La confiance, c’est accepter de prendre le risque de se dévoiler, de se montrer vulnérable, jugeant l’autre compétent, intègre et bienveillant. Faire confiance, c’est accepter ce risque parce qu’on estime que le bénéfice est plus grand. Pourtant, certains préfèrent demeurer sur leurs gardes.

La question se pose : pourquoi est-on méfiant et pourquoi certaines personnes semblent, plus que d’autres, avoir tendance à la suspicion? «Faire confiance relève de notre style d’attachement. Il est l’un des premiers apprentissages qu’on fait», explique Estelle Morin, psychologue, professeure titulaire au Département de management de HEC Montréal et membre du Consortium de recherche sur l’intelligence émotionnelle appliquée aux organisations (CREIO).

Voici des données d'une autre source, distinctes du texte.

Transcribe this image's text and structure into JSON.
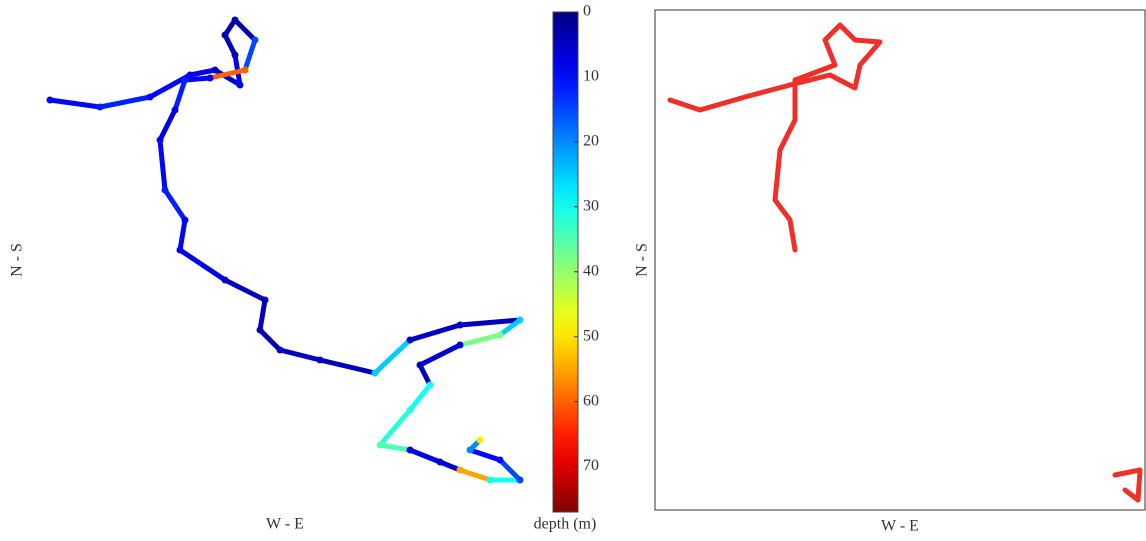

Les personnes qui font montre d’un style d’attachement sécurisant ont des attentes positives envers les autres, possèdent une bonne assurance et n’ont pas de difficulté à accorder leur confiance. De par leur mode de relation, surtout dans les situations conflictuelles, elles chercheront naturellement la meilleure solution possible. Un second style est l’attachement évitant : ces personnes ont confiance en elles-mêmes, mais difficilement aux autres. Elles ont appris à se fier d’abord et avant tout à elles-mêmes. Un troisième style, l’attachement ambivalent ou anxieux, se retrouve chez des personnes qui ont confiance en leur entourage dans une certaine mesure, mais peu de confiance en leurs propres capacités. Elles craignent d’être abandonnées et, pour cela, ont du mal à affirmer leurs besoins, de peur de compromettre la relation. Alors que les personnes qui ont un style d’attachement sécurisant collaborent volontiers avec les autres, celles au style évitant ou ambivalent seront plus naturellement méfiantes. Comment, donc, susciter la confiance auprès d’elles?

«À la base, ne pas les juger, les accepter comme elles sont. Les personnes au style d’attachement anxieux sont particulièrement sensibles aux autres et possèdent un don naturel pour sentir lorsqu’on les juge», lance Estelle Morin. Quant aux individus de style évitant, leur tempérament indépendant les pousse à rechercher les moyens de se développer par eux-mêmes. «Pour le reste, être authentique, intègre et bienveillant stimulera leur confiance. Mais il faut être patient!»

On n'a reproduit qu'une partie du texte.